Happy New Year!

7 Hours in 77 Million Paintings (2008.03.08) from Pitch Bend on Vimeo.

Advent, right? It’s the start of the liturgical year for the Christian Church. At least for Anglicans and Catholics. Maybe Eastern Orthodox too, for all I know, but their calendar is kind of screwed up. Or our calendar is all screwed up depending on your perspective. The Protestants are not so much into the new liturgical year thing, as far as I can tell.

And why should they be? Who cares, really, about this arbitrary markage of time that centers around an event that has little corroboration in the historical record? As best we can tell, late December was chosen to celebrate the arrival of the little Baby Jesus because nobody would notice what the Christians were doing during the Roman celebration of Brumalia. Making virtue out of necessity, however, is our stock in trade.

Ecce Advent. It’s all about the anticipation. Tallulah was born during Advent, so I have a sense of what it is like to live in expectation of a big deal that has not yet come to pass. That and the simultaneous feelings of joy and weight that come with having a newborn enter your life. In my experience, having a relationship with something greater than myself is an important sustenance for living.
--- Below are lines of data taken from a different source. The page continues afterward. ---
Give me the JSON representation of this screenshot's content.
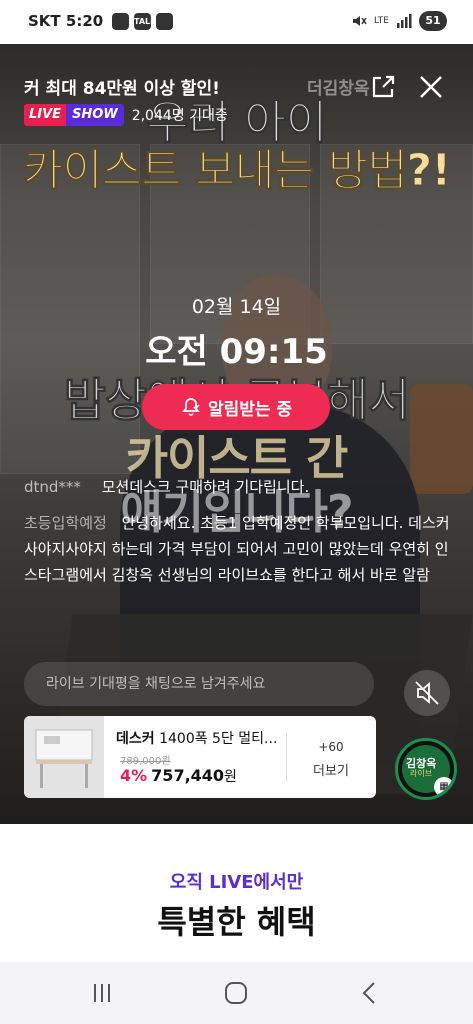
{
  "status_bar": {
    "carrier": "SKT 5:20",
    "icon_labels": [
      "",
      "TALK",
      ""
    ],
    "network": "LTE",
    "battery": "51"
  },
  "video_overlay": {
    "line1": "우리 아이",
    "line2": "카이스트 보내는 방법?!",
    "line3": "밥상에서 공부해서",
    "line4": "카이스트 간",
    "line5": "얘기입니다?"
  },
  "header": {
    "promo_banner": "커  최대 84만원 이상 할인!",
    "faded_label": "더김창옥",
    "live_label": "LIVE",
    "show_label": "SHOW",
    "viewer_count": "2,044명 기대중"
  },
  "schedule": {
    "date": "02월 14일",
    "time": "오전 09:15"
  },
  "alarm_button": {
    "label": "알림받는 중"
  },
  "chat": {
    "messages": [
      {
        "user": "dtnd***",
        "text": "모션데스크 구매하려 기다립니다."
      },
      {
        "user": "초등입학예정",
        "text": "안녕하세요. 초등1 입학예정인 학부모입니다. 데스커 사야지사야지 하는데 가격 부담이 되어서 고민이 많았는데 우연히 인스타그램에서 김창옥 선생님의 라이브쇼를 한다고 해서 바로 알람"
      }
    ],
    "input_placeholder": "라이브 기대평을 채팅으로 남겨주세요"
  },
  "product": {
    "brand": "데스커",
    "name": "1400폭 5단 멀티...",
    "original_price": "789,000원",
    "discount": "4%",
    "price": "757,440",
    "currency": "원",
    "more_count": "+60",
    "more_label": "더보기"
  },
  "host": {
    "name": "김창옥",
    "sub": "라이브"
  },
  "promo": {
    "subtitle": "오직 LIVE에서만",
    "title": "특별한 혜택"
  },
  "colors": {
    "live_red": "#e8204f",
    "show_purple": "#5a2bd8",
    "alarm_pink": "#ee2b53",
    "promo_purple": "#5c2bd2"
  }
}
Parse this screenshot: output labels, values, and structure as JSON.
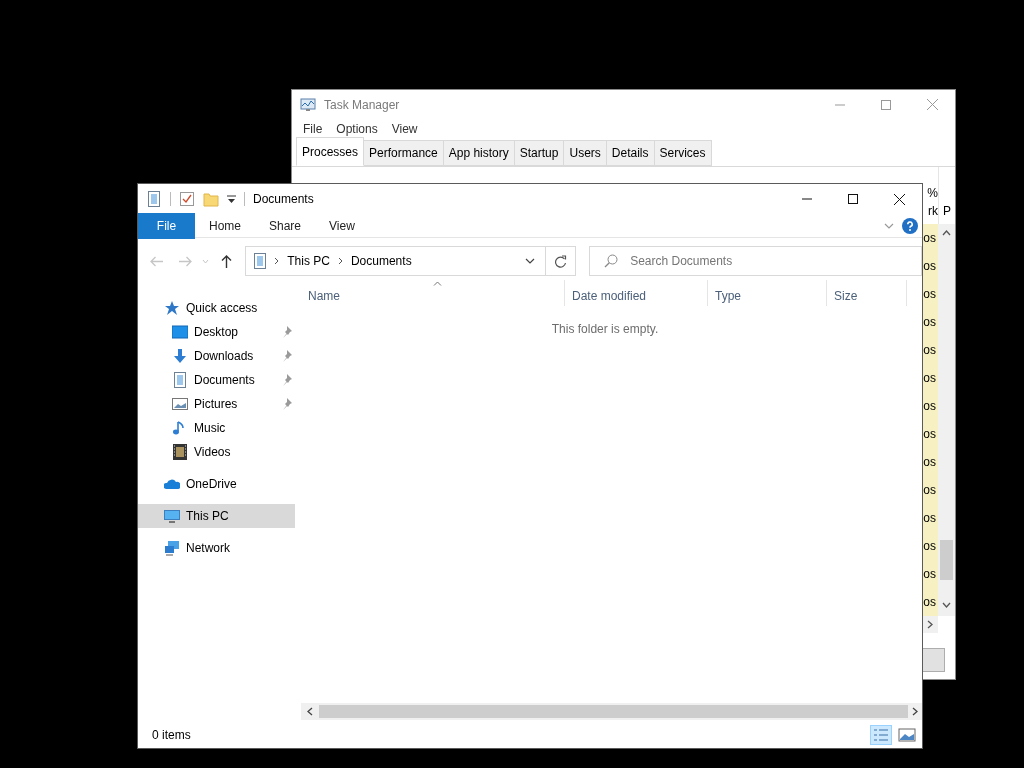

Yet when that relationship is in the crapper, it makes living a harder way to go. And frankly, I think I can tell you exactly how it got that way. Without getting too specific, let’s just say that I don’t think God went anywhere. Still, we are separated and if Advent is not about His return then it is about my being returned and my anticipating that return. (Picture coming home after a day at school as opposed to “The Second Coming of Christ.”) It’s a road trip.

Or a intergalactic voyage, if you want to imagine it that way. That’s how I imagined Brian Eno’s “77 Million Paintings” when I saw it today. Something of a journey through space, maybe even time, or consciousness. I’m not sure which. Maybe all three, a la the movie “Contact.” In any event, it was a great way to start the season of Lent, and a new year.